Réduire de 30 % en 3 ans l’utilisation des fongicides sur céréales grâce à la génétique
Producteur de lait et éleveur de porcs près du Mont Saint-Michel dans le sud Manche, Marc Lechat, en GAEC avec son frère Aubert, s’appuie sur le choix variétal en orge et les mélanges variétaux en blé pour réduire la protection sanitaire des céréales. Son objectif : appliquer un seul fongicide en blé et un fongicide et demi en orge, mais sans s’interdire de traiter plus si nécessaire.
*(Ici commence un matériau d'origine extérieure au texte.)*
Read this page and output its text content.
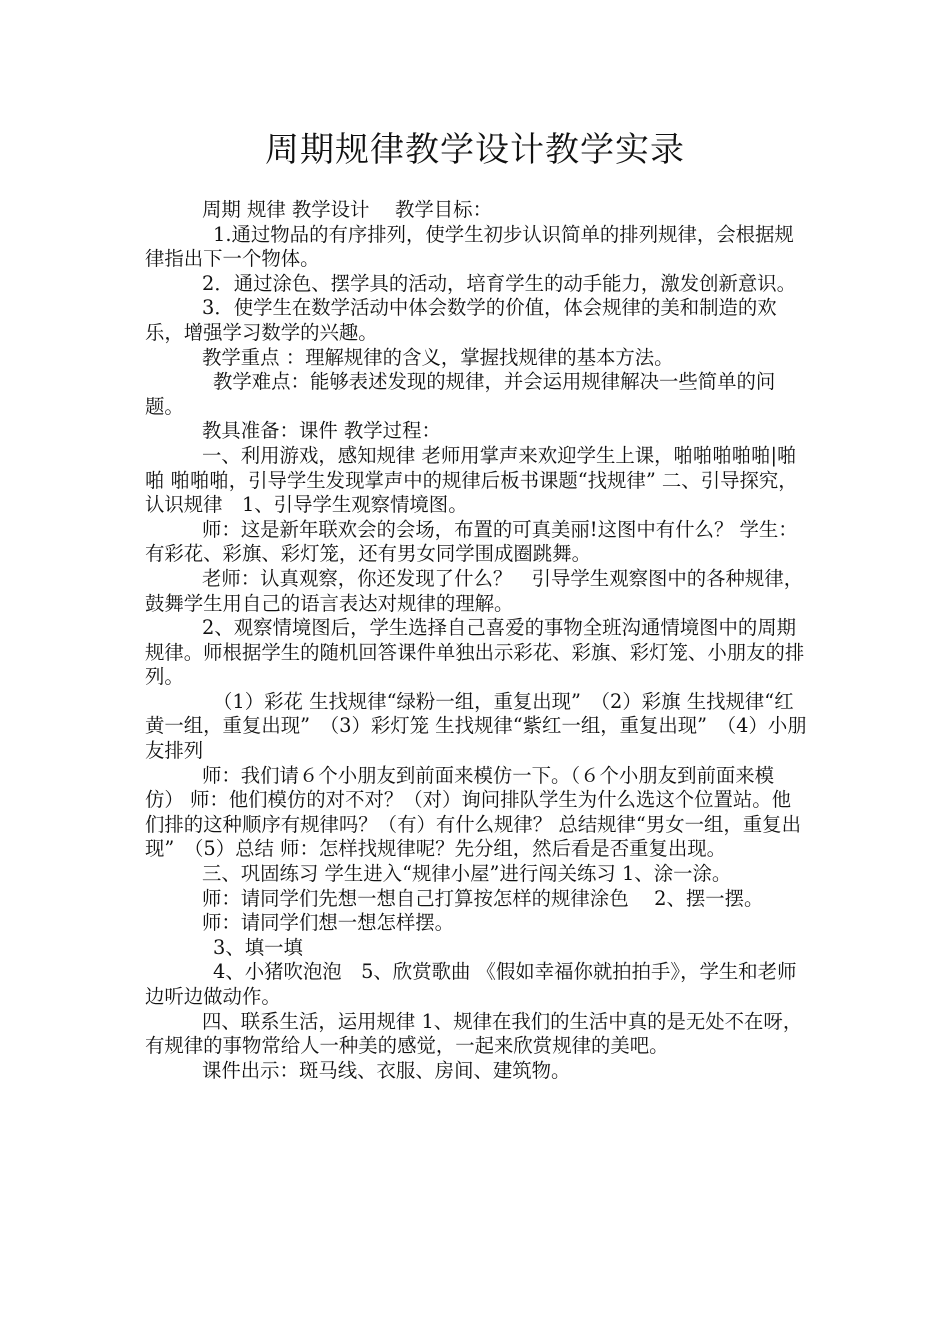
周期规律教学设计教学实录

周期 规律 教学设计　 教学目标：

1.通过物品的有序排列，使学生初步认识简单的排列规律，会根据规律指出下一个物体。

2．通过涂色、摆学具的活动，培育学生的动手能力，激发创新意识。

3．使学生在数学活动中体会数学的价值，体会规律的美和制造的欢乐，增强学习数学的兴趣。

教学重点 ：理解规律的含义，掌握找规律的基本方法。

教学难点：能够表述发现的规律，并会运用规律解决一些简单的问题。

教具准备：课件 教学过程：

一、利用游戏，感知规律 老师用掌声来欢迎学生上课，啪啪啪啪啪|啪啪 啪啪啪，引导学生发现掌声中的规律后板书课题“找规律” 二、引导探究，认识规律　1、引导学生观察情境图。

师：这是新年联欢会的会场，布置的可真美丽!这图中有什么？ 学生：有彩花、彩旗、彩灯笼，还有男女同学围成圈跳舞。

老师：认真观察，你还发现了什么？　引导学生观察图中的各种规律，鼓舞学生用自己的语言表达对规律的理解。

2、观察情境图后，学生选择自己喜爱的事物全班沟通情境图中的周期规律。师根据学生的随机回答课件单独出示彩花、彩旗、彩灯笼、小朋友的排列。

（1）彩花 生找规律“绿粉一组，重复出现”　（2）彩旗 生找规律“红黄一组，重复出现”　（3）彩灯笼 生找规律“紫红一组，重复出现”　（4）小朋友排列

师：我们请６个小朋友到前面来模仿一下。（６个小朋友到前面来模仿） 师：他们模仿的对不对？（对）询问排队学生为什么选这个位置站。他们排的这种顺序有规律吗？（有）有什么规律？ 总结规律“男女一组，重复出现”　（5）总结 师：怎样找规律呢？先分组，然后看是否重复出现。

三、巩固练习 学生进入“规律小屋”进行闯关练习 1、涂一涂。

师：请同学们先想一想自己打算按怎样的规律涂色　 2、摆一摆。

师：请同学们想一想怎样摆。

3、填一填

4、小猪吹泡泡　5、欣赏歌曲 《假如幸福你就拍拍手》，学生和老师边听边做动作。

四、联系生活，运用规律 1、规律在我们的生活中真的是无处不在呀，有规律的事物常给人一种美的感觉，一起来欣赏规律的美吧。

课件出示：斑马线、衣服、房间、建筑物。
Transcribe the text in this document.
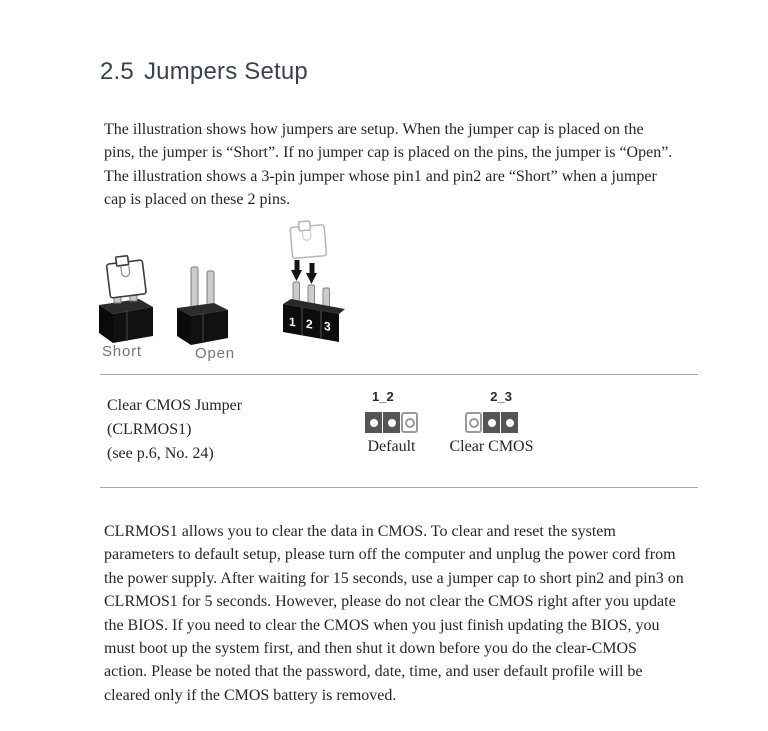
2.5 Jumpers Setup

The illustration shows how jumpers are setup. When the jumper cap is placed on the pins, the jumper is “Short”. If no jumper cap is placed on the pins, the jumper is “Open”. The illustration shows a 3-pin jumper whose pin1 and pin2 are “Short” when a jumper cap is placed on these 2 pins.

Short	Open
1 2 3
Clear CMOS Jumper
(CLRMOS1)
(see p.6, No. 24)
1_2
Default
2_3
Clear CMOS

CLRMOS1 allows you to clear the data in CMOS. To clear and reset the system parameters to default setup, please turn off the computer and unplug the power cord from the power supply. After waiting for 15 seconds, use a jumper cap to short pin2 and pin3 on CLRMOS1 for 5 seconds. However, please do not clear the CMOS right after you update the BIOS. If you need to clear the CMOS when you just finish updating the BIOS, you must boot up the system first, and then shut it down before you do the clear-CMOS action. Please be noted that the password, date, time, and user default profile will be cleared only if the CMOS battery is removed.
Grâce à son implication dans DEPHY, l’IFT total est passé de 83 % initialement à 66 % de la référence régionale de Basse Normandie
En 2012, Marc fait le choix d’intégrer le groupe DEPHY piloté par CERFRANCE Normandie Maine et ce pour trois raisons principales : anticiper les contraintes environnementales à venir et les transformer en opportunités, limiter les expositions aux phytos pour protéger sa santé et améliorer son efficacité économique par la réduction des charges. Le système initial engagé dans DEPHY était constitué d’une rotation classique de ce secteur, valorisée par les animaux : blé tendre d’hiver/orge d’hiver/ray gras dérobé/maïs ensilage. La maîtrise des bioagresseurs était majoritairement assurée par le levier chimique. Les blés ne recevaient toutefois pas de régulateurs depuis plusieurs années. Marc a alors introduit des mélanges variétaux en blé adaptés à la pression des maladies dominantes du secteur (septoriose et rouilles) passant le plus souvent à une stratégie à un seul passage de fongicide (excepté en 2014 avec 2 passages). Pour le désherbage, Marc essaie d’intervenir à un stade plus précoce des adventices ce qui lui permet de réduire les doses de produit. Récemment, l’introduction de luzerne dans la rotation sur une petite partie des parcelles du système de culture devrait également permettre de réduire l’indice de fréquence de traitement (IFT) herbicide.
Le levier principal utilisé pour réduire les fongicides sur blé : les mélanges variétaux
Marc a choisi de semer un mélange de 4 variétés de blé associant des variétés très productives mais plus sensibles aux maladies avec des variétés résistantes vis-à-vis de la septoriose et des rouilles. Il a ainsi pu sécuriser sa gestion des maladies avec pour résultat un passage de fongicides en moins que le reste du groupe. Mais il faut parfois s’adapter aux conditions de l’année, comme en 2014 où Marc est finalement intervenu 2 fois.
Optimiser la conduite du blé grâce aux échanges de pratiques au sein du groupe DEPHY
Un travail important a été réalisé en groupe sur le positionnement du premier fongicide en blé : formation sur l’identification des maladies, observations des stades du blé et discussion en tour de plaine autour de l’atteinte, ou non, des seuils de nuisibilité et donc du déclenchement du premier fongicide. L’objectif de ces tours de plaine est de rapidement se mettre d’accord sur une vision partagée de la pression maladies et ce sur l’ensemble des parcelles des agriculteurs du groupe. Cela permet une réappropriation de la décision de traiter, ou non, mais avec une réassurance par le groupe. Couplé avec le levier des mélanges variétaux, Marc a ainsi baissé de 32 % de l’usage des fongicides entre son entrée dans le réseau et la moyenne des 3 dernières années.
Le regard de l’ingénieur réseau DEPHY
Avant son entrée dans le réseau, Marc avait déjà un niveau de tolérance plus important que les autres agriculteurs du groupe : pas de régulateurs sur céréales depuis plusieurs années, un raisonnement économique privilégiant la marge par rapport au rendement. Il se posait également des questions sur l’impact des phytos sur l’environnement comme par exemple l’usage de l’isoproturon en désherbage sur céréales ou sur sa santé. Marc a tout de suite commencé à modifier ses pratiques. Les leviers qu’il a mis en œuvre sont assez facilement mobilisables et permettent d’obtenir des résultats en termes de baisse d’IFT, en particulier l’IFT hors herbicide, sans prise de risque économique. Le challenge pour la suite de DEPHY réside dans la gestion du désherbage car il faut enclencher des changements plus profonds dans le système de culture. Et même si Marc vient d’introduire de la luzerne dans une parcelle conduite en RGI-maïs-blé-orge, cela ne concerne qu’une parcelle sur l’ensemble du système de culture : l’allongement des rotations demeure limité rendant plus difficile la baisse maîtrisée de l’IFT herbicide.